About

Welcome to Read Only Memo, a twice-monthly digest on all things emulation. Here’s the short pitch:

What to expect from ROM

  • The Big 2: Two noteworthy happenings in the emulation scene that I want you to know about
  • A roundup of bite-sized news bits across emulation’s key topics: FPGA & MiSTer breakthroughs, big emu releases, game hacks & fan translations, new retro hardware
  • Pretty pictures of old games
  • A compact newsletter you can read in full faster than you drink a cup of coffee (please don’t chug your coffee to prove me wrong)

Why subscribe?

Typing in URLs can be hard work. Besides, it’s free! Click this button to get Read Only Memo as an email. But I’d be just as happy if you came by this URL every couple weeks. I made it nice and teal.

The slightly longer pitch

Read Only Memo is a way to keep up-to-date with the most exciting news from every corner of game emulation without spending tons of time following the dizzying number of exciting projects out there. That's my thing.

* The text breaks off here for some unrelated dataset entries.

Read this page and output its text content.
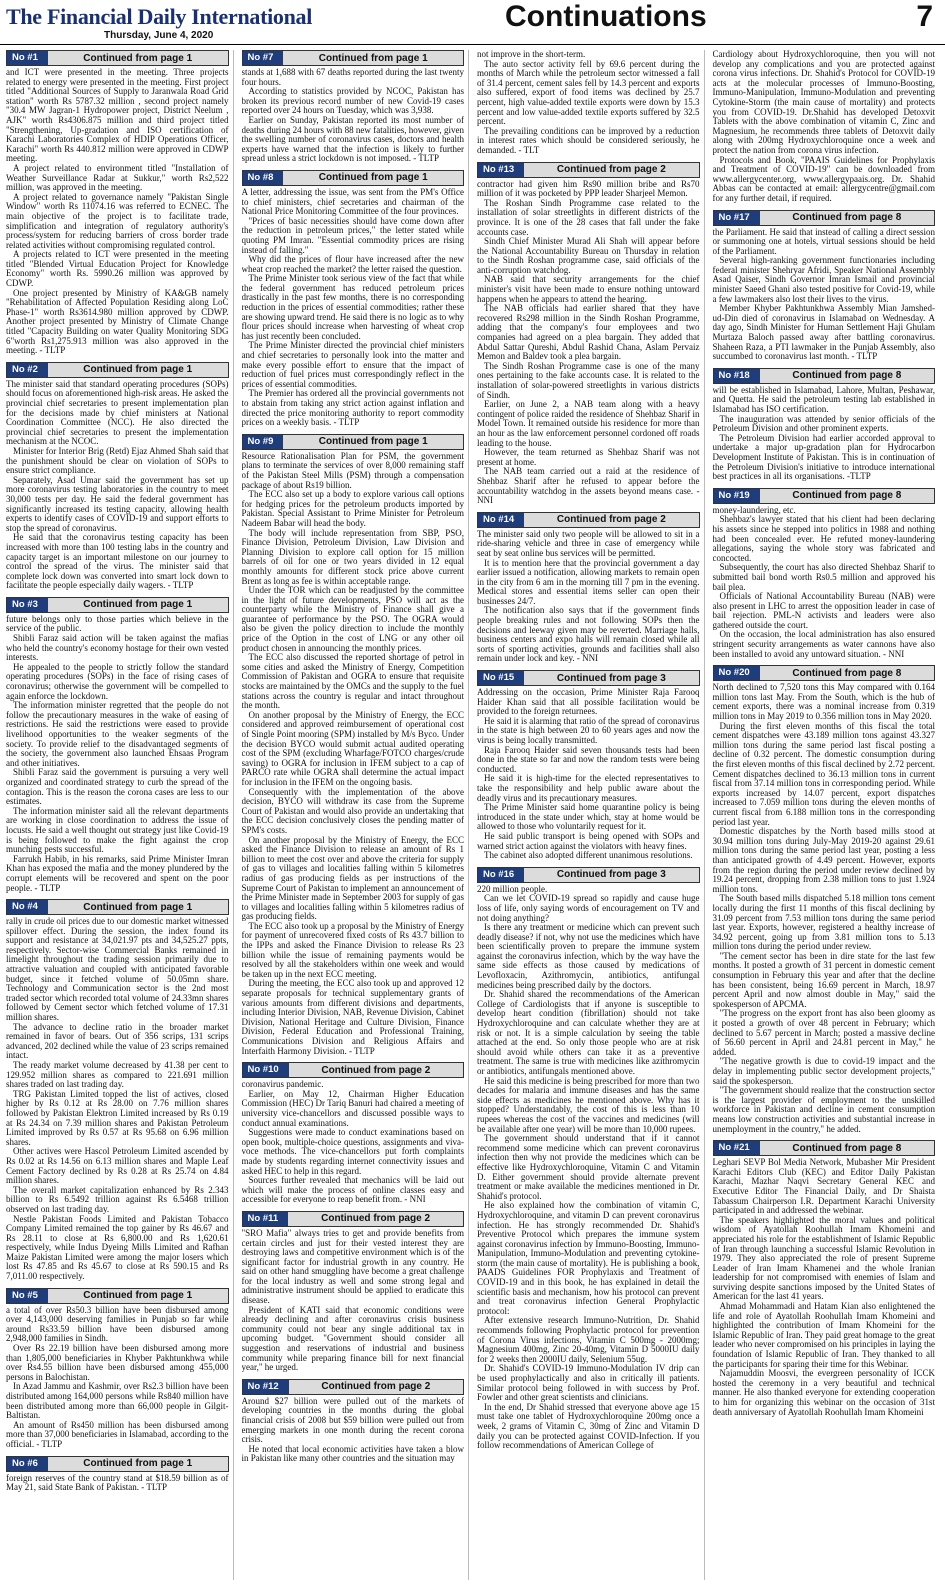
The Financial Daily International
Thursday, June 4, 2020
Continuations	7
No #1	Continued from page 1

and ICT were presented in the meeting. Three projects related to energy were presented in the meeting. First project titled "Additional Sources of Supply to Jaranwala Road Grid station" worth Rs 5787.32 million , second project namely "30.4 MW Jagran-1 Hydropower project, District Neelum , AJK" worth Rs4306.875 million and third project titled "Strengthening, Up-gradation and ISO certification of Karachi Laboratories Complex of HDIP Operations Officer, Karachi" worth Rs 440.812 million were approved in CDWP meeting.

A project related to environment titled "Installation of Weather Surveillance Radar at Sukkur," worth Rs2,522 million, was approved in the meeting.

A project related to governance namely "Pakistan Single Window" worth Rs 11074.16 was referred to ECNEC. The main objective of the project is to facilitate trade, simplification and integration of regulatory authority's process/system for reducing barriers of cross border trade related activities without compromising regulated control.

A projects related to ICT were presented in the meeting titled "Blended Virtual Education Project for Knowledge Economy" worth Rs. 5990.26 million was approved by CDWP.

One project presented by Ministry of KA&GB namely "Rehabilitation of Affected Population Residing along LoC Phase-1" worth Rs3614.980 million approved by CDWP. Another project presented by Ministry of Climate Change titled "Capacity Building on water Quality Monitoring SDG 6"worth Rs1,275.913 million was also approved in the meeting. - TLTP

No #2	Continued from page 1

The minister said that standard operating procedures (SOPs) should focus on aforementioned high-risk areas. He asked the provincial chief secretaries to present implementation plan for the decisions made by chief ministers at National Coordination Committee (NCC). He also directed the provincial chief secretaries to present the implementation mechanism at the NCOC.

Minister for Interior Brig (Retd) Ejaz Ahmed Shah said that the punishment should be clear on violation of SOPs to ensure strict compliance.

Separately, Asad Umar said the government has set up more coronavirus testing laboratories in the country to meet 30,000 tests per day. He said the federal government has significantly increased its testing capacity, allowing health experts to identify cases of COVID-19 and support efforts to stop the spread of coronavirus.

He said that the coronavirus testing capacity has been increased with more than 100 testing labs in the country and capacity target is an important milestone on our journey to control the spread of the virus. The minister said that complete lock down was converted into smart lock down to facilitate the people especially daily wagers. - TLTP

No #3	Continued from page 1

future belongs only to those parties which believe in the service of the public.

Shibli Faraz said action will be taken against the mafias who held the country's economy hostage for their own vested interests.

He appealed to the people to strictly follow the standard operating procedures (SOPs) in the face of rising cases of coronavirus; otherwise the government will be compelled to again enforce the lockdown.

The information minister regretted that the people do not follow the precautionary measures in the wake of easing of restrictions. He said the restrictions were eased to provide livelihood opportunities to the weaker segments of the society. To provide relief to the disadvantaged segments of the society, the government also launched Ehsaas Program and other initiatives.

Shibli Faraz said the government is pursuing a very well organized and coordinated strategy to curb the spread of the contagion. This is the reason the corona cases are less to our estimates.

The information minister said all the relevant departments are working in close coordination to address the issue of locusts. He said a well thought out strategy just like Covid-19 is being followed to make the fight against the crop munching pests successful.

Farrukh Habib, in his remarks, said Prime Minister Imran Khan has exposed the mafia and the money plundered by the corrupt elements will be recovered and spent on the poor people. - TLTP

No #4	Continued from page 1

rally in crude oil prices due to our domestic market witnessed spillover effect. During the session, the index found its support and resistance at 34,021.97 pts and 34,525.27 ppts, respectively. Sector-wise Commercial Banks remained in limelight throughout the trading session primarily due to attractive valuation and coupled with anticipated favorable budget, since it fetched volume of 50.05mn share. Technology and Communication sector is the 2nd most traded sector which recorded total volume of 24.33mn shares followed by Cement sector which fetched volume of 17.31 million shares.

The advance to decline ratio in the broader market remained in favor of bears. Out of 356 scrips, 131 scrips advanced, 202 declined while the value of 23 scrips remained intact.

The ready market volume decreased by 41.38 per cent to 129.952 million shares as compared to 221.691 million shares traded on last trading day.

TRG Pakistan Limited topped the list of actives, closed higher by Rs 0.12 at Rs 28.00 on 7.76 million shares followed by Pakistan Elektron Limited increased by Rs 0.19 at Rs 24.34 on 7.39 million shares and Pakistan Petroleum Limited improved by Rs 0.57 at Rs 95.68 on 6.96 million shares.

Other actives were Hascol Petroleum Limited ascended by Rs 0.02 at Rs 14.56 on 6.13 million shares and Maple Leaf Cement Factory declined by Rs 0.28 at Rs 25.74 on 4.84 million shares.

The overall market capitalization enhanced by Rs 2.343 billion to Rs 6.5492 trillion against Rs 6.5468 trillion observed on last trading day.

Nestle Pakistan Foods Limited and Pakistan Tobacco Company Limited remained the top gainer by Rs 46.67 and Rs 28.11 to close at Rs 6,800.00 and Rs 1,620.61 respectively, while Indus Dyeing Mills Limited and Rafhan Maize Pakistan Limited were among the major losers which lost Rs 47.85 and Rs 45.67 to close at Rs 590.15 and Rs 7,011.00 respectively.

No #5	Continued from page 1

a total of over Rs50.3 billion have been disbursed among over 4,143,000 deserving families in Punjab so far while around Rs33.59 billion have been disbursed among 2,948,000 families in Sindh.

Over Rs 22.19 billion have been disbursed among more than 1,805,000 beneficiaries in Khyber Pakhtunkhwa while over Rs4.55 billion have been disbursed among 455,000 persons in Balochistan.

In Azad Jammu and Kashmir, over Rs2.3 billion have been distributed among 164,000 persons while Rs840 million have been distributed among more than 66,000 people in Gilgit-Baltistan.

An amount of Rs450 million has been disbursed among more than 37,000 beneficiaries in Islamabad, according to the official. - TLTP

No #6	Continued from page 1

foreign reserves of the country stand at $18.59 billion as of May 21, said State Bank of Pakistan. - TLTP

No #7	Continued from page 1

stands at 1,688 with 67 deaths reported during the last twenty four hours.

According to statistics provided by NCOC, Pakistan has broken its previous record number of new Covid-19 cases reported over 24 hours on Tuesday, which was 3,938.

Earlier on Sunday, Pakistan reported its most number of deaths during 24 hours with 88 new fatalities, however, given the swelling number of coronavirus cases, doctors and health experts have warned that the infection is likely to further spread unless a strict lockdown is not imposed. - TLTP

No #8	Continued from page 1

A letter, addressing the issue, was sent from the PM's Office to chief ministers, chief secretaries and chairman of the National Price Monitoring Committee of the four provinces.

"Prices of basic necessities should have come down after the reduction in petroleum prices," the letter stated while quoting PM Imran. "Essential commodity prices are rising instead of falling."

Why did the prices of flour have increased after the new wheat crop reached the market? the letter raised the question.

The Prime Minister took serious view of the fact that while the federal government has reduced petroleum prices drastically in the past few months, there is no corresponding reduction in the prices of essential commodities; rather these are showing upward trend. He said there is no logic as to why flour prices should increase when harvesting of wheat crop has just recently been concluded.

The Prime Minister directed the provincial chief ministers and chief secretaries to personally look into the matter and make every possible effort to ensure that the impact of reduction of fuel prices must correspondingly reflect in the prices of essential commodities.

The Premier has ordered all the provincial governments not to abstain from taking any strict action against inflation and directed the price monitoring authority to report commodity prices on a weekly basis. - TLTP

No #9	Continued from page 1

Resource Rationalisation Plan for PSM, the government plans to terminate the services of over 8,000 remaining staff of the Pakistan Steel Mills (PSM) through a compensation package of about Rs19 billion.

The ECC also set up a body to explore various call options for hedging prices for the petroleum products imported by Pakistan. Special Assistant to Prime Minister for Petroleum Nadeem Babar will head the body.

The body will include representation from SBP, PSO, Finance Division, Petroleum Division, Law Division and Planning Division to explore call option for 15 million barrels of oil for one or two years divided in 12 equal monthly amounts for different stock price above current Brent as long as fee is within acceptable range.

Under the TOR which can be readjusted by the committee in the light of future developments, PSO will act as the counterparty while the Ministry of Finance shall give a guarantee of performance by the PSO. The OGRA would also be given the policy direction to include the monthly price of the Option in the cost of LNG or any other oil product chosen in announcing the monthly prices.

The ECC also discussed the reported shortage of petrol in some cities and asked the Ministry of Energy, Competition Commission of Pakistan and OGRA to ensure that requisite stocks are maintained by the OMCs and the supply to the fuel stations across the country is regular and intact throughout the month.

On another proposal by the Ministry of Energy, the ECC considered and approved reimbursement of operational cost of Single Point mooring (SPM) installed by M/s Byco. Under the decision BYCO would submit actual audited operating cost of the SPM (excluding Wharfage/FOTCO charges/crude saving) to OGRA for inclusion in IFEM subject to a cap of PARCO rate while OGRA shall determine the actual impact for inclusion in the IFEM on the ongoing basis.

Consequently with the implementation of the above decision, BYCO will withdraw its case from the Supreme Court of Pakistan and would also provide an undertaking that the ECC decision conclusively closes the pending matter of SPM's costs.

On another proposal by the Ministry of Energy, the ECC asked the Finance Division to release an amount of Rs 1 billion to meet the cost over and above the criteria for supply of gas to villages and localities falling within 5 kilometres radius of gas producing fields as per instructions of the Supreme Court of Pakistan to implement an announcement of the Prime Minister made in September 2003 for supply of gas to villages and localities falling within 5 kilometres radius of gas producing fields.

The ECC also took up a proposal by the Ministry of Energy for payment of unrecovered fixed costs of Rs 43.7 billion to the IPPs and asked the Finance Division to release Rs 23 billion while the issue of remaining payments would be resolved by all the stakeholders within one week and would be taken up in the next ECC meeting.

During the meeting, the ECC also took up and approved 12 separate proposals for technical supplementary grants of various amounts from different divisions and departments, including Interior Division, NAB, Revenue Division, Cabinet Division, National Heritage and Culture Division, Finance Division, Federal Education and Professional Training, Communications Division and Religious Affairs and Interfaith Harmony Division. - TLTP

No #10	Continued from page 2

coronavirus pandemic.

Earlier, on May 12, Chairman Higher Education Commission (HEC) Dr Tariq Banuri had chaired a meeting of university vice-chancellors and discussed possible ways to conduct annual examinations.

Suggestions were made to conduct examinations based on open book, multiple-choice questions, assignments and viva-voce methods. The vice-chancellors put forth complaints made by students regarding internet connectivity issues and asked HEC to help in this regard.

Sources further revealed that mechanics will be laid out which will make the process of online classes easy and accessible for everyone to reap benefit from. - NNI

No #11	Continued from page 2

"SRO Mafia" always tries to get and provide benefits from certain circles and just for their vested interest they are destroying laws and competitive environment which is of the significant factor for industrial growth in any country. He said on other hand smuggling have become a great challenge for the local industry as well and some strong legal and administrative instrument should be applied to eradicate this disease.

President of KATI said that economic conditions were already declining and after coronavirus crisis business community could not bear any single additional tax in upcoming budget. "Government should consider all suggestion and reservations of industrial and business community while preparing finance bill for next financial year," he urged.

No #12	Continued from page 2

Around $27 billion were pulled out of the markets of developing countries in the months during the global financial crisis of 2008 but $59 billion were pulled out from emerging markets in one month during the recent corona crisis.

He noted that local economic activities have taken a blow in Pakistan like many other countries and the situation may

not improve in the short-term.

The auto sector activity fell by 69.6 percent during the months of March while the petroleum sector witnessed a fall of 31.4 percent, cement sales fell by 14.3 percent and exports also suffered, export of food items was declined by 25.7 percent, high value-added textile exports were down by 15.3 percent and low value-added textile exports suffered by 32.5 percent.

The prevailing conditions can be improved by a reduction in interest rates which should be considered seriously, he demanded. - TLT

No #13	Continued from page 2

contractor had given him Rs90 million bribe and Rs70 million of it was pocketed by PPP leader Sharjeel Memon.

The Roshan Sindh Programme case related to the installation of solar streetlights in different districts of the province. It is one of the 28 cases that fall under the fake accounts case.

Sindh Chief Minister Murad Ali Shah will appear before the National Accountability Bureau on Thursday in relation to the Sindh Roshan programme case, said officials of the anti-corruption watchdog.

NAB said that security arrangements for the chief minister's visit have been made to ensure nothing untoward happens when he appears to attend the hearing.

The NAB officials had earlier shared that they have recovered Rs298 million in the Sindh Roshan Programme, adding that the company's four employees and two companies had agreed on a plea bargain. They added that Abdul Sattar Qureshi, Abdul Rashid Chana, Aslam Pervaiz Memon and Baldev took a plea bargain.

The Sindh Roshan Programme case is one of the many ones pertaining to the fake accounts case. It is related to the installation of solar-powered streetlights in various districts of Sindh.

Earlier, on June 2, a NAB team along with a heavy contingent of police raided the residence of Shehbaz Sharif in Model Town. It remained outside his residence for more than an hour as the law enforcement personnel cordoned off roads leading to the house.

However, the team returned as Shehbaz Sharif was not present at home.

The NAB team carried out a raid at the residence of Shehbaz Sharif after he refused to appear before the accountability watchdog in the assets beyond means case. - NNI

No #14	Continued from page 2

The minister said only two people will be allowed to sit in a ride-sharing vehicle and three in case of emergency while seat by seat online bus services will be permitted.

It is to mention here that the provincial government a day earlier issued a notification, allowing markets to remain open in the city from 6 am in the morning till 7 pm in the evening. Medical stores and essential items seller can open their businesses 24/7.

The notification also says that if the government finds people breaking rules and not following SOPs then the decisions and leeway given may be reverted. Marriage halls, business centers and expo halls will remain closed while all sorts of sporting activities, grounds and facilities shall also remain under lock and key. - NNI

No #15	Continued from page 3

Addressing on the occasion, Prime Minister Raja Farooq Haider Khan said that all possible facilitation would be provided to the foreign returnees.

He said it is alarming that ratio of the spread of coronavirus in the state is high between 20 to 60 years ages and now the virus is being locally transmitted.

Raja Farooq Haider said seven thousands tests had been done in the state so far and now the random tests were being conducted.

He said it is high-time for the elected representatives to take the responsibility and help public aware about the deadly virus and its precautionary measures.

The Prime Minister said home quarantine policy is being introduced in the state under which, stay at home would be allowed to those who voluntarily request for it.

He said public transport is being opened with SOPs and warned strict action against the violators with heavy fines.

The cabinet also adopted different unanimous resolutions.

No #16	Continued from page 3

220 million people.

Can we let COVID-19 spread so rapidly and cause huge loss of life, only saying words of encouragement on TV and not doing anything?

Is there any treatment or medicine which can prevent such deadly disease? if not, why not use the medicines which have been scientifically proven to prepare the immune system against the coronavirus infection, which by the way have the same side effects as those caused by medications of Levofloxacin, Azithromycin, antibiotics, antifungal medicines being prescribed daily by the doctors.

Dr. Shahid shared the recommendations of the American College of Cardiologists that if anyone is susceptible to develop heart condition (fibrillation) should not take Hydroxychloroquine and can calculate whether they are at risk or not. It is a simple calculation by seeing the table attached at the end. So only those people who are at risk should avoid while others can take it as a preventive treatment. The same is true with medicines like azithromycin or antibiotics, antifungals mentioned above.

He said this medicine is being prescribed for more than two decades for malaria and immune diseases and has the same side effects as medicines he mentioned above. Why has it stopped? Understandably, the cost of this is less than 10 rupees whereas the cost of the vaccines and medicines (will be available after one year) will be more than 10,000 rupees.

The government should understand that if it cannot recommend some medicine which can prevent coronavirus infection then why not provide the medicines which can be effective like Hydroxychloroquine, Vitamin C and Vitamin D. Either government should provide alternate prevent treatment or make available the medicines mentioned in Dr. Shahid's protocol.

He also explained how the combination of vitamin C, Hydroxychloroquine, and vitamin D can prevent coronavirus infection. He has strongly recommended Dr. Shahid's Preventive Protocol which prepares the immune system against coronavirus infection by Immuno-Boosting, Immuno-Manipulation, Immuno-Modulation and preventing cytokine-storm (the main cause of mortality). He is publishing a book, PAADS Guidelines FOR Prophylaxis and Treatment of COVID-19 and in this book, he has explained in detail the scientific basis and mechanism, how his protocol can prevent and treat coronavirus infection General Prophylactic protocol:

After extensive research Immuno-Nutrition, Dr. Shahid recommends following Prophylactic protocol for prevention of Corona Virus infections, Vitamin C 500mg - 2000mg; Magnesium 400mg, Zinc 20-40mg, Vitamin D 5000IU daily for 2 weeks then 2000IU daily, Selenium 55ug.

Dr. Shahid's COVID-19 Immuno-Modulation IV drip can be used prophylactically and also in critically ill patients. Similar protocol being followed in with success by Prof. Fowler and other great scientists and clinicians.

In the end, Dr Shahid stressed that everyone above age 15 must take one tablet of Hydroxychloroquine 200mg once a week, 2 grams of Vitamin C, 30mg of Zinc and Vitamin D daily you can be protected against COVID-Infection. If you follow recommendations of American College of

Cardiology about Hydroxychloroquine, then you will not develop any complications and you are protected against corona virus infections. Dr. Shahid's Protocol for COVID-19 acts at the molecular processes of Immuno-Boosting, Immuno-Manipulation, Immuno-Modulation and preventing Cytokine-Storm (the main cause of mortality) and protects you from COVID-19. Dr.Shahid has developed Detoxvit Tablets with the above combination of vitamin C, Zinc and Magnesium, he recommends three tablets of Detoxvit daily along with 200mg Hydroxychloroquine once a week and protect the nation from corona virus infection.

Protocols and Book, "PAAIS Guidelines for Prophylaxis and Treatment of COVID-19" can be downloaded from www.allergycenter.org, www.allergypaais.org. Dr. Shahid Abbas can be contacted at email: allergycentre@gmail.com for any further detail, if required.

No #17	Continued from page 8

the Parliament. He said that instead of calling a direct session or summoning one at hotels, virtual sessions should be held of the Parliament.

Several high-ranking government functionaries including federal minister Shehryar Afridi, Speaker National Assembly Asad Qaiser, Sindh Governor Imran Ismail and provincial minister Saeed Ghani also tested positive for Covid-19, while a few lawmakers also lost their lives to the virus.

Member Khyber Pakhtunkhwa Assembly Mian Jamshed-ud-Din died of coronavirus in Islamabad on Wednesday. A day ago, Sindh Minister for Human Settlement Haji Ghulam Murtaza Baloch passed away after battling coronavirus. Shaheen Raza, a PTI lawmaker in the Punjab Assembly, also succumbed to coronavirus last month. - TLTP

No #18	Continued from page 8

will be established in Islamabad, Lahore, Multan, Peshawar, and Quetta. He said the petroleum testing lab established in Islamabad has ISO certification.

The inauguration was attended by senior officials of the Petroleum Division and other prominent experts.

The Petroleum Division had earlier accorded approval to undertake a major up-gradation plan for Hydrocarbon Development Institute of Pakistan. This is in continuation of the Petroleum Division's initiative to introduce international best practices in all its organisations. -TLTP

No #19	Continued from page 8

money-laundering, etc.

Shehbaz's lawyer stated that his client had been declaring his assets since he stepped into politics in 1988 and nothing had been concealed ever. He refuted money-laundering allegations, saying the whole story was fabricated and concocted.

Subsequently, the court has also directed Shehbaz Sharif to submitted bail bond worth Rs0.5 million and approved his bail plea.

Officials of National Accountability Bureau (NAB) were also present in LHC to arrest the opposition leader in case of bail rejection. PML-N activists and leaders were also gathered outside the court.

On the occasion, the local administration has also ensured stringent security arrangements as water cannons have also been installed to avoid any untoward situation. - NNI

No #20	Continued from page 8

North declined to 7,520 tons this May compared with 0.164 million tons last May. From the South, which is the hub of cement exports, there was a nominal increase from 0.319 million tons in May 2019 to 0.356 million tons in May 2020.

During the first eleven months of this fiscal the total cement dispatches were 43.189 million tons against 43.327 million tons during the same period last fiscal posting a decline of 0.32 percent. The domestic consumption during the first eleven months of this fiscal declined by 2.72 percent. Cement dispatches declined to 36.13 million tons in current fiscal from 37.14 million tons in corresponding period. While exports increased by 14.07 percent, export dispatches increased to 7.059 million tons during the eleven months of current fiscal from 6.188 million tons in the corresponding period last year.

Domestic dispatches by the North based mills stood at 30.94 million tons during July-May 2019-20 against 29.61 million tons during the same period last year, posting a less than anticipated growth of 4.49 percent. However, exports from the region during the period under review declined by 19.24 percent, dropping from 2.38 million tons to just 1.924 million tons.

The South based mills dispatched 5.18 million tons cement locally during the first 11 months of this fiscal declining by 31.09 percent from 7.53 million tons during the same period last year. Exports, however, registered a healthy increase of 34.92 percent, going up from 3.81 million tons to 5.13 million tons during the period under review.

"The cement sector has been in dire state for the last few months. It posted a growth of 31 percent in domestic cement consumption in February this year and after that the decline has been consistent, being 16.69 percent in March, 18.97 percent April and now almost double in May," said the spokesperson of APCMA.

"The progress on the export front has also been gloomy as it posted a growth of over 48 percent in February; which declined to 5.67 percent in March; posted a massive decline of 56.60 percent in April and 24.81 percent in May," he added.

"The negative growth is due to covid-19 impact and the delay in implementing public sector development projects," said the spokesperson.

"The government should realize that the construction sector is the largest provider of employment to the unskilled workforce in Pakistan and decline in cement consumption means low construction activities and substantial increase in unemployment in the country," he added.

No #21	Continued from page 8

Leghari SEVP Bol Media Network, Mubasher Mir President Karachi Editors Club (KEC) and Editor Daily Pakistan Karachi, Mazhar Naqvi Secretary General KEC and Executive Editor The Financial Daily, and Dr Shaista Tabassum Chairperson I.R. Department Karachi University participated in and addressed the webinar.

The speakers highlighted the moral values and political wisdom of Ayatollah Roohullah Imam Khomeini and appreciated his role for the establishment of Islamic Republic of Iran through launching a successful Islamic Revolution in 1979. They also appreciated the role of present Supreme Leader of Iran Imam Khamenei and the whole Iranian leadership for not compromised with enemies of Islam and surviving despite sanctions imposed by the United States of American for the last 41 years.

Ahmad Mohammadi and Hatam Kian also enlightened the life and role of Ayatollah Roohullah Imam Khomeini and highlighted the contribution of Imam Khomeini for the Islamic Republic of Iran. They paid great homage to the great leader who never compromised on his principles in laying the foundation of Islamic Republic of Iran. They thanked to all the participants for sparing their time for this Webinar.

Najamuddin Moosvi, the evergreen personality of ICCK hosted the ceremony in a very beautiful and technical manner. He also thanked everyone for extending cooperation to him for organizing this webinar on the occasion of 31st death anniversary of Ayatollah Roohullah Imam Khomeini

Don’t expect enormous walls of text: the point of this newsletter is to serve up the news, breakthroughs and anecdotes that are truly worth your time, and then let you get on with your day inside of 7 minutes. Maybe 10 minutes. You’ve got games to play.

Expect each issue to include a pair of top stories — the real juicy stuff — and a handful more tidbits that'll hopefully make for good trivia to toss out to your friends on Discord. One thing you'll get here you won't get anywhere else: added context from me, or the experts writing the code, on what the heck some really technical emulation nitty gritty actually means, and why it's a big deal.

Subscribe for free to get Read Only Memo in your inbox, or check back here every couple weeks to learn about a few cool things you didn’t know about.

Who am I, where am I, what are we doing here?

Bluesky | Mastodon | Twitter (ugh)

I’m Wes Fenlon — a senior editor at PC Gamer magazine, where I’ve worked since 2014. I’ve been writing about tech, games and the internet longer than that, at sites like 1UP (RIP), Tested and HowStuffWorks. And I’ve been tinkering with emulators since learning I could play Super Metroid in Snes9X in my high school computer lab. That was a very unproductive semester… but after more than a decade of writing about videogames, I think I can retroactively say I was tactically slacking off.

Back then I didn’t know how emulators worked, or how programming them was both art and science, a constant tug-of-war between performance and accuracy. They were just fun: magical boxes I'd drop a ROM into and watch a game appear. It really wasn’t until 2011, when I read emulator author Near’s article Accuracy takes power: one man’s 3GHz quest to build a perfect SNES emulator that I started appreciating emulation as more than a really fun way to play games in higher resolution on my PC. (4K Wind Waker, though? Still 🤯).

Emulation is still very much about fun for me — both the fun of playing games, and the fun of tinkering with them, to appreciate them anew with a widescreen hack or a fan's dedicated HD texture pack. But more than that, emulation is a vital tool for preserving game history. It’s a key that opened the door to ingenious romhacks like Kaizo Mario and fan-made translations of Japanese games never released in English. It’s the way publishers like Nintendo bring back their old games on new systems like the Switch. (It’s also the basis for a vibrant open source community full of programmers working for free that routinely beat official emulators at both performance and accuracy.)

If I had to name a single reason I'm forever eager to share stories about emulation, it's to tell as many people as I can about the heroes who dedicate themselves to the thankless cause of open source development. Their work ensures we get to play forever.